Une condamnation en légitimité ?

Pour le moment, le cardinal a affirmé ne pas vouloir démissionner. Il a expliqué durant une conférence de presse organisée à Lourdes qu’“il avait peut-être fait une erreur d’appréciation", concernant le père Preynat qu'il a maintenu en fonction, "mais je n'ai jamais couvert des faits de pédophilie”, s'est-il défendu. “Par deux fois, je les ai dénoncés et immédiatement j'ai suspendu les prêtres, a-t-il ajouté. Quand quelqu'un me parle, je le crois. En l'occurrence j'ai cru le père Preynat. J'arrive quinze ans après les faits et, durant ces quinze ans, il me semble que rien ne s'est passé. Ce qui n'excuse en rien ce qui s’est passé. [...] On peut me reprocher de l'avoir cru [...] Je ne dis pas que je ne me sois pas trompé dans l'appréciation pastorale et dans les décisions que j'aurais dû prendre. […] il y a des choses à reprendre et à revoir en profondeur avec des conseillers externes." Même défense concernant l’affaire du père Billioud.

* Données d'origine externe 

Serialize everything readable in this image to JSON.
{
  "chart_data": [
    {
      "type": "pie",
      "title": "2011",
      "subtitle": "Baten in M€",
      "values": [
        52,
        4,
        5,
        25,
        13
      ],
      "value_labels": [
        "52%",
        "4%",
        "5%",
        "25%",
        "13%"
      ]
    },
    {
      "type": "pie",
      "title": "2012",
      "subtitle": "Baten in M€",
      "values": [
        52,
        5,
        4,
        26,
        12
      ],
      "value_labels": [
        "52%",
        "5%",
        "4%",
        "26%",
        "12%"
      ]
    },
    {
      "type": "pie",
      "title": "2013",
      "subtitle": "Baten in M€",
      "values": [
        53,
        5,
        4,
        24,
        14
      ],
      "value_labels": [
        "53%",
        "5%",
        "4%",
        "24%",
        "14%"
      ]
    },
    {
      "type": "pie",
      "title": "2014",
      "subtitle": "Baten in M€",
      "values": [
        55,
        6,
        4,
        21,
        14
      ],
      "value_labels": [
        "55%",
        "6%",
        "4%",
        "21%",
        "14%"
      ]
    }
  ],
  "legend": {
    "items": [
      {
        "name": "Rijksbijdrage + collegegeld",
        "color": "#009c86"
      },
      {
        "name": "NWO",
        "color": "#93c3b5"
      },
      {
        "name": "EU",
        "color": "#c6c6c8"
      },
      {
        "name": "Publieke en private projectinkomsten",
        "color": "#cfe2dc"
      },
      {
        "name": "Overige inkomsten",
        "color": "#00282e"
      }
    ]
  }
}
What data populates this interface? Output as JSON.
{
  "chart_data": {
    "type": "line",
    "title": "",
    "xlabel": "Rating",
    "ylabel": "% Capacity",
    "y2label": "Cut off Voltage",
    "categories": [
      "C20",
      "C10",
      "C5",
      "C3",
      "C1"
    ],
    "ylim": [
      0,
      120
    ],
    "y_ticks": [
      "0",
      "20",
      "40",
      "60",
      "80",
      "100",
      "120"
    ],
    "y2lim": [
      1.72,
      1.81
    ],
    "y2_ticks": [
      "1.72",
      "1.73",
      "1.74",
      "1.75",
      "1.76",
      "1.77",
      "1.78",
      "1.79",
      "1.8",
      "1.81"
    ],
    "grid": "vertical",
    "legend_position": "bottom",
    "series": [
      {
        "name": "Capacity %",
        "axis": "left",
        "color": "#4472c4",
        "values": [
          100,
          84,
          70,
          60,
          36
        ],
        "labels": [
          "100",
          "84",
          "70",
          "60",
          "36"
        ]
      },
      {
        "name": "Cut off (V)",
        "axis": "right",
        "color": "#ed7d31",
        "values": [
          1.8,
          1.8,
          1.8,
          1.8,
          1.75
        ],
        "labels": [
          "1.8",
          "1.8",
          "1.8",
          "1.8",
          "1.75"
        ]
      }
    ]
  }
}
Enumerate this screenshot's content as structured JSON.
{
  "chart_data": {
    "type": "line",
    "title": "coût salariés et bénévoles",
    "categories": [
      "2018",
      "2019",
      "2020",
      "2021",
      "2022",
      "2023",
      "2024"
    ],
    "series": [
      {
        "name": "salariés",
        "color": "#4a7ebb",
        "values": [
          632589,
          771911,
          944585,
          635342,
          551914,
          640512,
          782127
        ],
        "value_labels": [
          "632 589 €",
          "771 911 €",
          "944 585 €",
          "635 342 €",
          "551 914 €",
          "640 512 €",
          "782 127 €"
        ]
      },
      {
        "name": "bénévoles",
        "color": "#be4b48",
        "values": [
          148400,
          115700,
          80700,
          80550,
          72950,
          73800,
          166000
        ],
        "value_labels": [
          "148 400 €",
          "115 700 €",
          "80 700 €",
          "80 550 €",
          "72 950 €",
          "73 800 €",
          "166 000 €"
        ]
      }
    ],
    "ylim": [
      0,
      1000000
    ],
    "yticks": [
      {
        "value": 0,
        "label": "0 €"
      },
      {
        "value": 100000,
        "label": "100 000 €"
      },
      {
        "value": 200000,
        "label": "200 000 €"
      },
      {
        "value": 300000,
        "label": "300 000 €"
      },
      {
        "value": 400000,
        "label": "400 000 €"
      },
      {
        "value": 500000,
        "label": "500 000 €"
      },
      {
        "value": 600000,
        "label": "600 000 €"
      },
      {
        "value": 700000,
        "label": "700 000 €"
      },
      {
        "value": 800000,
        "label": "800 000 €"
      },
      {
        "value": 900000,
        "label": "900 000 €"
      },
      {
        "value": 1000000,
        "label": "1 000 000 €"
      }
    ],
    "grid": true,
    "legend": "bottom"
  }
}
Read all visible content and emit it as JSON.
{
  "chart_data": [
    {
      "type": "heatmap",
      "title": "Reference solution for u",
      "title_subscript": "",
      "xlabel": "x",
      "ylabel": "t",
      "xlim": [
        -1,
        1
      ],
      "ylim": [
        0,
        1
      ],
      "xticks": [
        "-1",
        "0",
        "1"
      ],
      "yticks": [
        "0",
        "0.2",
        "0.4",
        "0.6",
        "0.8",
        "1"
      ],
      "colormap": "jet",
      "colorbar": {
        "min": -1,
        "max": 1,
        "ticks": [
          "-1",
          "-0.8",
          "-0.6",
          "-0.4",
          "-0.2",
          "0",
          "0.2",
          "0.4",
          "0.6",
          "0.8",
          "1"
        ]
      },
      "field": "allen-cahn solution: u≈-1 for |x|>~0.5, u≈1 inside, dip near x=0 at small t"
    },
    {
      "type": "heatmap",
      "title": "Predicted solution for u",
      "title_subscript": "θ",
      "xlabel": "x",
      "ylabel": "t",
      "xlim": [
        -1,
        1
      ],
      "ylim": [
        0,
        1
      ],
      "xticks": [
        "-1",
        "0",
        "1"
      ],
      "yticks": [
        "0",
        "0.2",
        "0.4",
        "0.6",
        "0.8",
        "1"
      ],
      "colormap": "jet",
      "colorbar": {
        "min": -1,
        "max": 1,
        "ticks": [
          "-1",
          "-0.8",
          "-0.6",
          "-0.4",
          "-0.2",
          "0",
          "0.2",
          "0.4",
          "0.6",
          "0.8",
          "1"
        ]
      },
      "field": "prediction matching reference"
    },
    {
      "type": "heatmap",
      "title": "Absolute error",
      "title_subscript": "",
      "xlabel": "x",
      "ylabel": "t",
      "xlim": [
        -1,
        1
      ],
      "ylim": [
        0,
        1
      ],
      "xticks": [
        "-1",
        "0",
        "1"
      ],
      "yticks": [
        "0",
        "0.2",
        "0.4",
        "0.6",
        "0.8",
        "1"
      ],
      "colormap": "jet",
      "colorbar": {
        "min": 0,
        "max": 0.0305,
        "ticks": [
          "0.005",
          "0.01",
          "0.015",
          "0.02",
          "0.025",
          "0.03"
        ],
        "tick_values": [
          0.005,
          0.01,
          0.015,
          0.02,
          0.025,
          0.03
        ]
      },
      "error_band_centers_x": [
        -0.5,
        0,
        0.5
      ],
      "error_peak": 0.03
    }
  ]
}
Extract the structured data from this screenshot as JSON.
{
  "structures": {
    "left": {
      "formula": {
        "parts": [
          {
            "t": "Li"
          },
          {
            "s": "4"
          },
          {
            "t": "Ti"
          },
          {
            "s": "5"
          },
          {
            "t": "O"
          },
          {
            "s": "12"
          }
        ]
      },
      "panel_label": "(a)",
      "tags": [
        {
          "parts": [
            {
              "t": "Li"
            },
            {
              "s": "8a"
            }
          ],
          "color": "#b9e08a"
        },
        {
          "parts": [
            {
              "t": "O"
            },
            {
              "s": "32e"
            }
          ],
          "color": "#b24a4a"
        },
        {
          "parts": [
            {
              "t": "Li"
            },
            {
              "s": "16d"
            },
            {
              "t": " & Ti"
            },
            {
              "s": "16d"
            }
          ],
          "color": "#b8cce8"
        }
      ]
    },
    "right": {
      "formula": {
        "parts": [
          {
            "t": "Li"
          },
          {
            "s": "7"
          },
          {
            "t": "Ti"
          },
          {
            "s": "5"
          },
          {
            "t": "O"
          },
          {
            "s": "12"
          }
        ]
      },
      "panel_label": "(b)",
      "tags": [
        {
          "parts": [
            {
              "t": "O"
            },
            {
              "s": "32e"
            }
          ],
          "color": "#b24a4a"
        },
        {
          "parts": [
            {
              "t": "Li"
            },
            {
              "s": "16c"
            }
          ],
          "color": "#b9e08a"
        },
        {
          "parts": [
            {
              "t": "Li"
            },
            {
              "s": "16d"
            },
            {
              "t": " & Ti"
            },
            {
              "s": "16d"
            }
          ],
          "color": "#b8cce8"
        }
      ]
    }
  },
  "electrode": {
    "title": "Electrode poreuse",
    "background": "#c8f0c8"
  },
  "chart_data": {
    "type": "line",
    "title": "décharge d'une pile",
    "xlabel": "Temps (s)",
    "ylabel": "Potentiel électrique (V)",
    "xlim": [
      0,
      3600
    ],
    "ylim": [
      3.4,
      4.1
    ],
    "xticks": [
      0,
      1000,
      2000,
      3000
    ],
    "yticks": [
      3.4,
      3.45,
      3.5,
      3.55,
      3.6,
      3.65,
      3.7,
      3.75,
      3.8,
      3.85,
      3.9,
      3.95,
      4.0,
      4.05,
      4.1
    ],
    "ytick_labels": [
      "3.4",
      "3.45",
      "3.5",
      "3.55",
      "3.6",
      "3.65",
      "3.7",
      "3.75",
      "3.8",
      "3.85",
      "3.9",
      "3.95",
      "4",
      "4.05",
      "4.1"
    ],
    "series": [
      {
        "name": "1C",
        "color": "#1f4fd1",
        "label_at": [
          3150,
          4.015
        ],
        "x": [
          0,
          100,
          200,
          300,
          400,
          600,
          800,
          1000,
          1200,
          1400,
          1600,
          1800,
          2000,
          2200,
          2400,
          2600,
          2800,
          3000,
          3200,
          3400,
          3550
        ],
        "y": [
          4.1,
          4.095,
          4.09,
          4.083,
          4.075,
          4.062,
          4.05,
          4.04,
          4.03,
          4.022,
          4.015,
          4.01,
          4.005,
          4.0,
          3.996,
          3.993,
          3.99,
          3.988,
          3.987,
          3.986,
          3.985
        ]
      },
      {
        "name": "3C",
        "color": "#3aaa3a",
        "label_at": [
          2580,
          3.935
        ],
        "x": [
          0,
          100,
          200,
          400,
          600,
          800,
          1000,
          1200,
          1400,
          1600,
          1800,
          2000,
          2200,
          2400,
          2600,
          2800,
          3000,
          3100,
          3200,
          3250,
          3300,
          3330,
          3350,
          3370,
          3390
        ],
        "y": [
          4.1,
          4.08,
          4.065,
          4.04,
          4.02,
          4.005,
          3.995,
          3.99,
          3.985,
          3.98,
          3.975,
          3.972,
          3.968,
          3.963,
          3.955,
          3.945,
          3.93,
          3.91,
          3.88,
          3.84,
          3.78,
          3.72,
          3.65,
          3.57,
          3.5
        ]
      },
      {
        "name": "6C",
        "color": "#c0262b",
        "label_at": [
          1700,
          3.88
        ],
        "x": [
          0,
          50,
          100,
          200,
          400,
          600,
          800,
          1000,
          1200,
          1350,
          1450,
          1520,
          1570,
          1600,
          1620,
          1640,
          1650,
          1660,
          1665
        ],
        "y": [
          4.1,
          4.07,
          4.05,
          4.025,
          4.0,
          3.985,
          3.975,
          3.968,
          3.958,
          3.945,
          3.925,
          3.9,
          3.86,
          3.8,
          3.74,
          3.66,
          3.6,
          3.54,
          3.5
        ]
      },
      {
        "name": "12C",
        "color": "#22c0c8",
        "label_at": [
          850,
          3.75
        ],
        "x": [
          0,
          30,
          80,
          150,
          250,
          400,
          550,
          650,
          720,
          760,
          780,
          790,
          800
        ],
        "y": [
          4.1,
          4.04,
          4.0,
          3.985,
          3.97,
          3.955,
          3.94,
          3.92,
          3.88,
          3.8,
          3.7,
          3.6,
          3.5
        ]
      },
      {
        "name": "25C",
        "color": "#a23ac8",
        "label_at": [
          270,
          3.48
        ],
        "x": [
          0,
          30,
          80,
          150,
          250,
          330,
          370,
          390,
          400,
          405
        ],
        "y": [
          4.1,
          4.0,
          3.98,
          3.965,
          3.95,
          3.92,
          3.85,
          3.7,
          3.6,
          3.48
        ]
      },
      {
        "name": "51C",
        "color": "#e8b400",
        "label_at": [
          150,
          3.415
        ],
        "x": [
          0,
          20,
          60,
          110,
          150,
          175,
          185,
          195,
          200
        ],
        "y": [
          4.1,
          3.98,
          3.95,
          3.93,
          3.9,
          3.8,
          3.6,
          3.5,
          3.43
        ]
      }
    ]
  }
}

C'est finalement cette confiance en la parole de prêtres qui auraient eu un comportement pénalement répréhensible, mais prescrit, qui est reprochée au cardinal aujourd'hui. Un comportement critiqué par le Premier ministre, Manuel Valls, qui lui a demandé de "prendre ses responsabilités". La confiance accordée à ces prêtres n'est pas non plus comprise par les victimes : "Quand on est au courant de tels faits, il faut agir, surtout quand on est en responsabilité. Barbarin en avait le pouvoir", a reproché la victime du père Billioud. Trois victimes du père Preynat accusent aussi le cardinal de n'avoir relevé le prêtre de ses fonctions qu'en août 2015, alors qu'en février de la même année le Vatican avait imposé des mesures disciplinaires à son encontre. Six mois de trop selon eux : "en s'enfermant dans le silence, notre cardinal a perdu toute crédibilité". C'est cette crédibilité, plus que la justice, qui pourrait aujourd'hui lui faire défaut dans l'exercice de son ministère.